Posted: March 28, 2016

Pennsylvania contains thousands of natural and man-made ponds and small lakes that are commonly used for irrigation, livestock or recreational purposes. Surveys of pond and lake owners by Penn State Extension have found that 52% complained of nuisance levels of aquatic plants or algae.
Lake algae. Photo: Bryan Swistock

Lake algae. Photo: Bryan Swistock

While most forms of pond and lake algae are harmless, certain types of blue-green algae (technically cyanobacteria) can produce toxins that can cause injury or death to livestock, pets, fish, wildlife or humans who interact with the water. As a result, these harmful algae blooms or “HAB’s” can interfere with the common agricultural and recreational uses of ponds during summer months. 

Penn State Extension received funding from the Pennsylvania Water Resources Research Center to educate pond and lake owners about HAB’s and to help identify algae samples for pond owners. Trained Extension educators conducted workshops, webinars and conferences during 2015 and they accepted algae samples for identification from the public.
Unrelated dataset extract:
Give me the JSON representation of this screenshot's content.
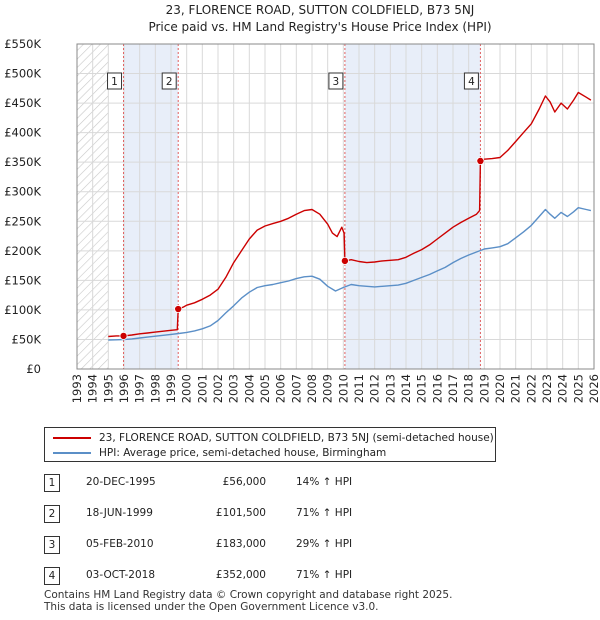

Ninety-two (92) samples were submitted to project staff and 18% of these samples were found to contain at least one potentially harmful algae species. The most commonly observed algae capable of producing toxins were Aphanizomenon, Microcystis, and Anabaena. Many of these samples were submitted during one of the 20 workshops or events presented across the state by the Penn State Extension team. Over 1,200 pond owners or managers attended one of these events representing nearly 6,000 acres of inland waterbodies. Follow-up surveys of attendees at workshops found that 73% had taken action to better manage their pond as a result of attending the workshops.